Efficacy of Cedazuridine and Decitabine versus Decitabine alone in MDS

• The combination of oral decitabine plus cedazuridine has been investigated as a treatment for higher-risk myelodysplastic syndromes (MDS) and chronic myelomonocytic leukemia 3.
• A phase 1/2 study found that the combination of oral decitabine plus cedazuridine and venetoclax was safe and had encouraging activity in patients with higher-risk MDS and chronic myelomonocytic leukemia 3.
• The development of oral decitabine plus cedazuridine has been driven by the need for more convenient and effective treatments for MDS, with the goal of achieving synergistic activity and better patient outcomes 4, 5.
• A phase 3 study compared the safety and pharmacokinetics of oral decitabine plus cedazuridine versus intravenous decitabine in patients with MDS or chronic myelomonocytic leukemia, and found that oral decitabine-cedazuridine was pharmacologically and pharmacodynamically equivalent to intravenous decitabine 6.
• While there is no direct comparison between cedazuridine and decitabine versus decitabine alone in the provided studies, a meta-analysis comparing decitabine and azacitidine found that azacitidine had higher overall response rates and better survival benefits than decitabine in patients with MDS 7.

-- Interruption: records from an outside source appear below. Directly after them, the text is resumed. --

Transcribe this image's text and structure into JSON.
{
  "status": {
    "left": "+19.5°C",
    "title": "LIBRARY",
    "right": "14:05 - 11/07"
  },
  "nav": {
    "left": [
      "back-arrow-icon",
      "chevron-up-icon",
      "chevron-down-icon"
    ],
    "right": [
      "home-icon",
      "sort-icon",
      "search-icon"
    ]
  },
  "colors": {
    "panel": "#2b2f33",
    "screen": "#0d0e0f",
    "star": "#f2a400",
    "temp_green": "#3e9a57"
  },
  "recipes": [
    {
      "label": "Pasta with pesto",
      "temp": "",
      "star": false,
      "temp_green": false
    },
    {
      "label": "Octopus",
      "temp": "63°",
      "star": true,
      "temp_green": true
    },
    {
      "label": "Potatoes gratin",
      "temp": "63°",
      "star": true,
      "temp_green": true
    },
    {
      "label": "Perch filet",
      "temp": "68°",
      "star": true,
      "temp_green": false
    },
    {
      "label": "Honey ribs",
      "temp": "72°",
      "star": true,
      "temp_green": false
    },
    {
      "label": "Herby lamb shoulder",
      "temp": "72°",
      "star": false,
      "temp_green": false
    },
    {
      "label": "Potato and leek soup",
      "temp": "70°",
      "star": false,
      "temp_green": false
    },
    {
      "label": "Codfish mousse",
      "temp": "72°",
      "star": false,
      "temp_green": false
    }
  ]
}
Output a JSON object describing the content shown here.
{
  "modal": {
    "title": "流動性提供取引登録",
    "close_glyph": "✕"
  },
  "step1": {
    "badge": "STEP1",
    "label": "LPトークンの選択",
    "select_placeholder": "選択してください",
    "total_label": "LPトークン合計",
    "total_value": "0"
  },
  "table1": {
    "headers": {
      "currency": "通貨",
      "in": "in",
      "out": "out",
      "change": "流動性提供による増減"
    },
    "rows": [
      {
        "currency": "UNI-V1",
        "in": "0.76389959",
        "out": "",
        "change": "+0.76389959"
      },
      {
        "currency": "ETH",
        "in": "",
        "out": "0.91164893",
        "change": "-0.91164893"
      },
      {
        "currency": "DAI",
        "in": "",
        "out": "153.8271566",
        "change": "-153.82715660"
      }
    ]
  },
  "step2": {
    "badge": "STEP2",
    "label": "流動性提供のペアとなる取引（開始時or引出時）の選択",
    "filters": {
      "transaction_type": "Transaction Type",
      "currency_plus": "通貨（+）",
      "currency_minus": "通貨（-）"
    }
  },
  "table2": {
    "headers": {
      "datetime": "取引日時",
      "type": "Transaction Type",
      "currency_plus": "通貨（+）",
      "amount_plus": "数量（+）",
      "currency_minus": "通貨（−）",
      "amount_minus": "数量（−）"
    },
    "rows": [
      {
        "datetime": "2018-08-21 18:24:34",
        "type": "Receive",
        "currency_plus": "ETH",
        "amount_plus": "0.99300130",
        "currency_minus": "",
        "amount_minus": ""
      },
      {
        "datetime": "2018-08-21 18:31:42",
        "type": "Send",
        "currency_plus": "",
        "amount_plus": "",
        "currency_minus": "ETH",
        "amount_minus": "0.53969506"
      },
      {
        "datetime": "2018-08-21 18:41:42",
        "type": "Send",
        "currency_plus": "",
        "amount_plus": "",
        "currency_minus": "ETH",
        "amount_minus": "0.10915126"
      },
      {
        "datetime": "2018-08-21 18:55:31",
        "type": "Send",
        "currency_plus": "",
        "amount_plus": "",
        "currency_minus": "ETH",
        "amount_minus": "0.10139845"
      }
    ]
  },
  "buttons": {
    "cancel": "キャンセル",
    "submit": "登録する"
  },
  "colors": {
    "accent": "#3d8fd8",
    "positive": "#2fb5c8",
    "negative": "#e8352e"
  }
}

Safety and Pharmacokinetics

• The most common grade 3-4 adverse events associated with oral decitabine plus cedazuridine were thrombocytopenia, neutropenia, and febrile neutropenia 3, 6.
• The safety profiles of oral decitabine-cedazuridine and intravenous decitabine were similar, with the most frequent adverse events of grade 3 or worse being thrombocytopenia, neutropenia, and anaemia 6.
• The incidence of serious adverse events was higher with oral decitabine-cedazuridine than with intravenous decitabine in the first two cycles of treatment 6.

Clinical Implications

• The use of oral decitabine plus cedazuridine may offer a convenient and effective alternative to intravenous decitabine for the treatment of MDS or chronic myelomonocytic leukemia 5, 6.
• Further studies are needed to fully evaluate the efficacy and safety of cedazuridine and decitabine versus decitabine alone in the treatment of MDS.